Officeholders, Insolvency Practitioners and their legal representatives will now potentially have to contend with more pressure from creditors who understand the increased scope of options to recover monies. My attention is drawn to the fact that an officeholder can assign to another party actions in respect of fraudulent and wrongful trading, transactions at an undervalue and preferences, and extortionate credit transactions. Once assigned the proceeds of such claims do not go towards the company’s asset ‘pot’ and therefore secured creditors do not benefit.

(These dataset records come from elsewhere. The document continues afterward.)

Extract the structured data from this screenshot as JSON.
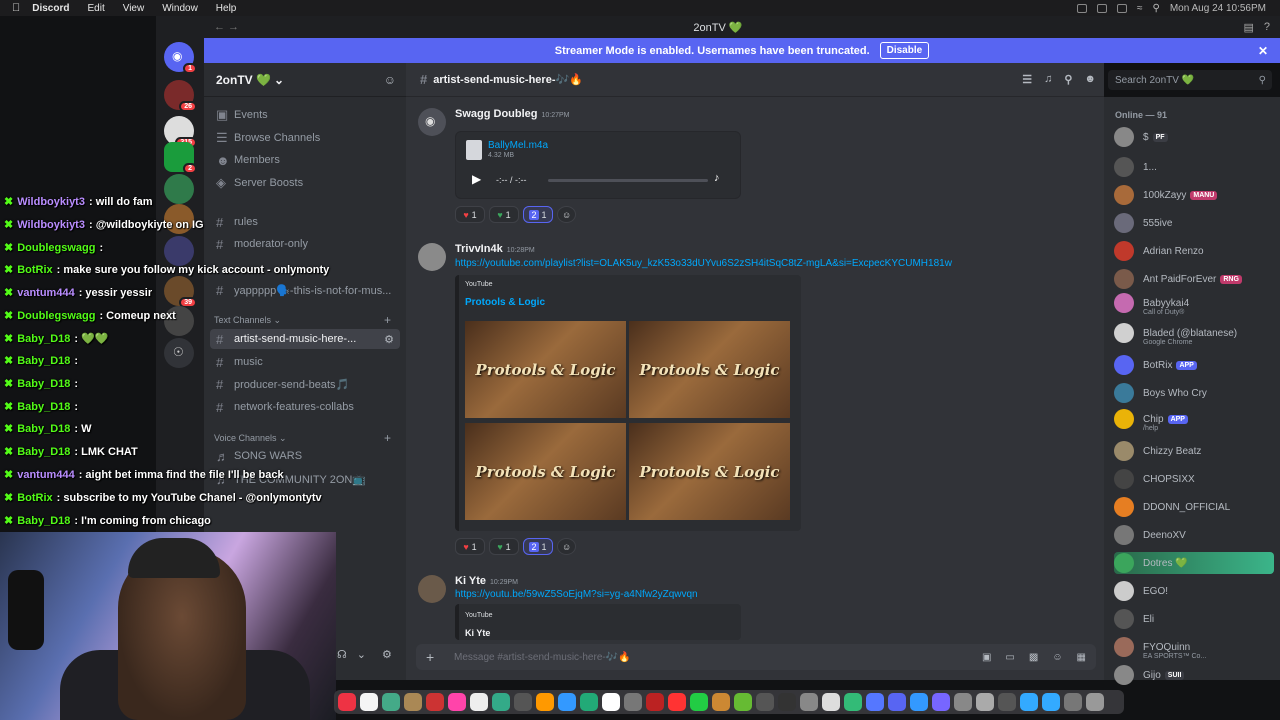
{
  "menubar": {
    "app": "Discord",
    "items": [
      "Edit",
      "View",
      "Window",
      "Help"
    ],
    "datetime": "Mon Aug 24  10:56PM"
  },
  "window": {
    "title": "2onTV 💚"
  },
  "banner": {
    "text": "Streamer Mode is enabled. Usernames have been truncated.",
    "button": "Disable"
  },
  "rail_badges": [
    "1",
    "26",
    "315",
    "2",
    "39"
  ],
  "server": {
    "name": "2onTV 💚",
    "top_items": [
      "Events",
      "Browse Channels",
      "Members",
      "Server Boosts"
    ],
    "channels_top": [
      "rules",
      "moderator-only",
      "yappppp🗣️-this-is-not-for-mus..."
    ],
    "text_category": "Text Channels",
    "text_channels": [
      "artist-send-music-here-...",
      "music",
      "producer-send-beats🎵",
      "network-features-collabs"
    ],
    "voice_category": "Voice Channels",
    "voice_channels": [
      "SONG WARS",
      "THE COMMUNITY 2ON📺"
    ]
  },
  "chat": {
    "channel": "artist-send-music-here-🎶🔥",
    "search_placeholder": "Search 2onTV 💚",
    "messages": [
      {
        "author": "Swagg Doubleg",
        "time": "10:27PM",
        "file_name": "BallyMel.m4a",
        "file_size": "4.32 MB",
        "audio_time": "-:-- / -:--",
        "reactions": [
          {
            "emoji": "❤️",
            "count": "1"
          },
          {
            "emoji": "💚",
            "count": "1"
          },
          {
            "emoji": "2",
            "count": "1"
          }
        ]
      },
      {
        "author": "TrivvIn4k",
        "time": "10:28PM",
        "link": "https://youtube.com/playlist?list=OLAK5uy_kzK53o33dUYvu6S2zSH4itSqC8tZ-mgLA&si=ExcpecKYCUMH181w",
        "embed_provider": "YouTube",
        "embed_title": "Protools & Logic",
        "thumb_text": "Protools & Logic",
        "reactions": [
          {
            "emoji": "❤️",
            "count": "1"
          },
          {
            "emoji": "💚",
            "count": "1"
          },
          {
            "emoji": "2",
            "count": "1"
          }
        ]
      },
      {
        "author": "Ki Yte",
        "time": "10:29PM",
        "link": "https://youtu.be/59wZ5SoEjqM?si=yg-a4Nfw2yZqwvqn",
        "embed_provider": "YouTube",
        "embed_title": "Ki Yte"
      }
    ],
    "composer_placeholder": "Message #artist-send-music-here-🎶🔥"
  },
  "members": {
    "header": "Online — 91",
    "list": [
      {
        "name": "$",
        "tag": "PF",
        "sub": ""
      },
      {
        "name": "1...",
        "tag": "",
        "sub": ""
      },
      {
        "name": "100kZayy",
        "tag": "MANU",
        "sub": ""
      },
      {
        "name": "555ive",
        "tag": "",
        "sub": ""
      },
      {
        "name": "Adrian Renzo",
        "tag": "",
        "sub": ""
      },
      {
        "name": "Ant PaidForEver",
        "tag": "RNG",
        "sub": ""
      },
      {
        "name": "Babyykai4",
        "tag": "",
        "sub": "Call of Duty®"
      },
      {
        "name": "Bladed (@blatanese)",
        "tag": "",
        "sub": "Google Chrome"
      },
      {
        "name": "BotRix",
        "tag": "APP",
        "sub": ""
      },
      {
        "name": "Boys Who Cry",
        "tag": "",
        "sub": ""
      },
      {
        "name": "Chip",
        "tag": "APP",
        "sub": "/help"
      },
      {
        "name": "Chizzy Beatz",
        "tag": "",
        "sub": ""
      },
      {
        "name": "CHOPSIXX",
        "tag": "",
        "sub": ""
      },
      {
        "name": "DDONN_OFFICIAL",
        "tag": "",
        "sub": ""
      },
      {
        "name": "DeenoXV",
        "tag": "",
        "sub": ""
      },
      {
        "name": "Dotres 💚",
        "tag": "",
        "sub": ""
      },
      {
        "name": "EGO!",
        "tag": "",
        "sub": ""
      },
      {
        "name": "Eli",
        "tag": "",
        "sub": ""
      },
      {
        "name": "FYOQuinn",
        "tag": "",
        "sub": "EA SPORTS™ Co..."
      },
      {
        "name": "Gijo",
        "tag": "SUII",
        "sub": ""
      }
    ]
  },
  "stream_chat": [
    {
      "user": "Wildboykiyt3",
      "msg": ": will do fam",
      "color": "purple"
    },
    {
      "user": "Wildboykiyt3",
      "msg": ": @wildboykiyte on IG",
      "color": "purple"
    },
    {
      "user": "Doublegswagg",
      "msg": ":",
      "color": "green"
    },
    {
      "user": "BotRix",
      "msg": ": make sure you follow my kick account - onlymonty",
      "color": "green"
    },
    {
      "user": "vantum444",
      "msg": ": yessir yessir",
      "color": "purple"
    },
    {
      "user": "Doublegswagg",
      "msg": ": Comeup next",
      "color": "green"
    },
    {
      "user": "Baby_D18",
      "msg": ": 💚💚",
      "color": "green"
    },
    {
      "user": "Baby_D18",
      "msg": ":",
      "color": "green"
    },
    {
      "user": "Baby_D18",
      "msg": ":",
      "color": "green"
    },
    {
      "user": "Baby_D18",
      "msg": ":",
      "color": "green"
    },
    {
      "user": "Baby_D18",
      "msg": ": W",
      "color": "green"
    },
    {
      "user": "Baby_D18",
      "msg": ": LMK CHAT",
      "color": "green"
    },
    {
      "user": "vantum444",
      "msg": ": aight bet imma find the file I'll be back",
      "color": "purple"
    },
    {
      "user": "BotRix",
      "msg": ": subscribe to my YouTube Chanel - @onlymontytv",
      "color": "green"
    },
    {
      "user": "Baby_D18",
      "msg": ": I'm coming from chicago",
      "color": "green"
    }
  ]
}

The Act has eased constraints limiting the ability of unconnected parties from having an interest in insolvency claims. In my view this opens two main arteries of potential beneficiaries. Firstly, it enables creditors to buy claims, the directors of the company itself do not appear to be prevented from being a purchaser, so why not the company’s D&O insurers who may have subrogated rights? Secondly, as the Act enables entities without a prior commercial interest in the company to buy the claims it may ‘commoditise’ these claims, as an example, a third-party funder (TPF) could purchase from the administrator claims providing a hassle free solution to the administrator and a quick and easy source of money for the creditors. The TPF can then own the claims under their own name and seek to profit (or not) from future recoveries. Undoubtedly entities in the market are already considering such proposals and opportunities.
Before SBEEA a proposition from a TPF to an officeholder generally had to be in accordance with the Association of Litigation Funders’ code-of-conduct i.e. investing in the case and providing monies to pay legal costs in return for a profit upon recovery. This model leaves the running of the case to others and does not allow funders to unduly influence the course of a claim for fear of falling foul of Maintenance and Champerty laws. However, now a Funder can overtly own the claims in their own right or as part of a package involving other creditors.
The legal industry and law firms have a challenge before them so how do they respond? With the advent of Alternative Business Structures surely it is now possible for law firms to work with the ‘money men’ and set up their own facilities to address this potential market? It will of course be expected that professional ethical standards are upheld and conflicts are avoided but for a law firm undertaking a decent volume of such work then opportunities will arise to represent a new group of clients or indeed innovate as the TPF market continually strives to do.
Legal commentators, of course, see the Act from differing standpoints but general themes are emerging about the down sides. Namely, directors may think twice before calling in the administrator which could make matters worst when eventually the liquidators hove into view. Those advising directors before a company enters administration need to take careful stock of the ramifications of their advice. Also, an assessment of whether or not an Administrator should assign claims needs to be thought through carefully.